The U.S. Women’s National Team (USWNT) suffered a legal blow with their lawsuit against the U.S. Soccer Federation after a federal judge dismissed key arguments of the lawsuit seeking compensation equal to the men’s national team. The judge ruled against the notion that the women receive less pay than the men because of the difference in negotiated compensation structures. The judge also dismissed the argument of unequal working conditions regarding the number of games competed on turf versus real grass pitches. A number of studies have shown that turf surfaces increase the risk of injuries, and the women’s team competes on turf more often than the men’s team.
The USWNT have filed two motions to continue the legal battle. The first motion is to postpone the trial scheduled to start on June 16 as it would afford them more time to consolidate their points. The second motion is to be able to appeal last week’s ruling against their Equal Pay Act claims.

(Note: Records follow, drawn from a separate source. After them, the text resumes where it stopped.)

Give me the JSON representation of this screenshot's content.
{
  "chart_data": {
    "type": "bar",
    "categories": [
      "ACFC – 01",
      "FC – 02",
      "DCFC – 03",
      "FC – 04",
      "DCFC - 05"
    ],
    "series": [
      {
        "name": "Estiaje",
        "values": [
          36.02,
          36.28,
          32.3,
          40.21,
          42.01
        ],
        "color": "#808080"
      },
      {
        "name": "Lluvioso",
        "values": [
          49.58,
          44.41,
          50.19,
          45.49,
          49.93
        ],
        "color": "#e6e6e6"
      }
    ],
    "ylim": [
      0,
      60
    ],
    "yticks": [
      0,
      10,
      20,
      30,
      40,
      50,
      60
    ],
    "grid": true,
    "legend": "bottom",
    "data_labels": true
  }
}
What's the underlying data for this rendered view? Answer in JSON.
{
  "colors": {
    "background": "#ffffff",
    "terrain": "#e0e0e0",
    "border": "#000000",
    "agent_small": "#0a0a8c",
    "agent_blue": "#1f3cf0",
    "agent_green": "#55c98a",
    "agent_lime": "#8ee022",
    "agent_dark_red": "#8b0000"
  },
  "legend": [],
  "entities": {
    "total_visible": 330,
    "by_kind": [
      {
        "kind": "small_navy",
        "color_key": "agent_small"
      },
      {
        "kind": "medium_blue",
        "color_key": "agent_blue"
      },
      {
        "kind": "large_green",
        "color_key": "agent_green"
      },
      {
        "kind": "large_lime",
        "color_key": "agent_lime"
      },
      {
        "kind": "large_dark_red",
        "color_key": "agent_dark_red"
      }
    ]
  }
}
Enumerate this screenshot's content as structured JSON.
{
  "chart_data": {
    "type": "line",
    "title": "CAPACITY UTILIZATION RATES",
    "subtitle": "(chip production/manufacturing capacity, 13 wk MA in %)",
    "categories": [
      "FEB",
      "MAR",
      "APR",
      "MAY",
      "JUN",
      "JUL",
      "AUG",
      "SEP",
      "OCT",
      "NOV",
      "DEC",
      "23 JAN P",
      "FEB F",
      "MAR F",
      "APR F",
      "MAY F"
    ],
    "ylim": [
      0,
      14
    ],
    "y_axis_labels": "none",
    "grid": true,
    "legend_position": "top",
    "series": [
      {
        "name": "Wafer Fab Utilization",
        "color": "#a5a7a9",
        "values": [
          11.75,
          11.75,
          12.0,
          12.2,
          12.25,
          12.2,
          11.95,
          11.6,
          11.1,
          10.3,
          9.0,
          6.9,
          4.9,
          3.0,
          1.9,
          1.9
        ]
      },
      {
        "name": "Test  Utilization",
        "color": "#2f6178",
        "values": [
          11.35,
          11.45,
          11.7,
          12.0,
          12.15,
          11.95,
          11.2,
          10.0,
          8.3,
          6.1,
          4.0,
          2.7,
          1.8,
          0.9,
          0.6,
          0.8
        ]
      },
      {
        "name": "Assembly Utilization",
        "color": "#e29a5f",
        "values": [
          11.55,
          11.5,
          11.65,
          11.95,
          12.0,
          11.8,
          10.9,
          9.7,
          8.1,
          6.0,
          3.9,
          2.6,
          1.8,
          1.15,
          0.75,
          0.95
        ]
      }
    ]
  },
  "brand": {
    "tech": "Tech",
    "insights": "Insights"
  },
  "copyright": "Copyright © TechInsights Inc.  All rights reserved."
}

Experts recommended the USWNT reframe arguments and determine if there is more evidence their players have been undervalued by the U.S. Federation. One of the complications in the lawsuit is that the women’s team had pushed for guaranteed pay as part of compensation, whereas the men’s compensation is based on a “pay-to-play” structure. The USWNT pushed to have a compensation structure that guarantees pay regardless of number of matches, and this approach stems from the pay discrepancies of women and men at the professional club level. This difference in structure complicates a direct comparison between the compensation that the national teams receive. The experts recommended that USWNT shift focus to what the men would make if they were as successful as the women’s team, and away from what the women would make under the men’s compensation structure.
The ruling eased the pressure on the U.S. Soccer Federation after legal arguments highlighted that “women were rightfully paid less because they have less skill than male players and the men’s game is more challenging”. This claim was made despite the USWNT’s success and the fact that both genders play 90-minute matches. It is interesting to note that in world level tennis, women have earned the same payouts as men in tournament play for more than a decade. The matches are played under different structures for the genders, with women competing for the best out of 3 sets and men playing to 5 sets. We will continue to provide updates on this high profile pay equity case.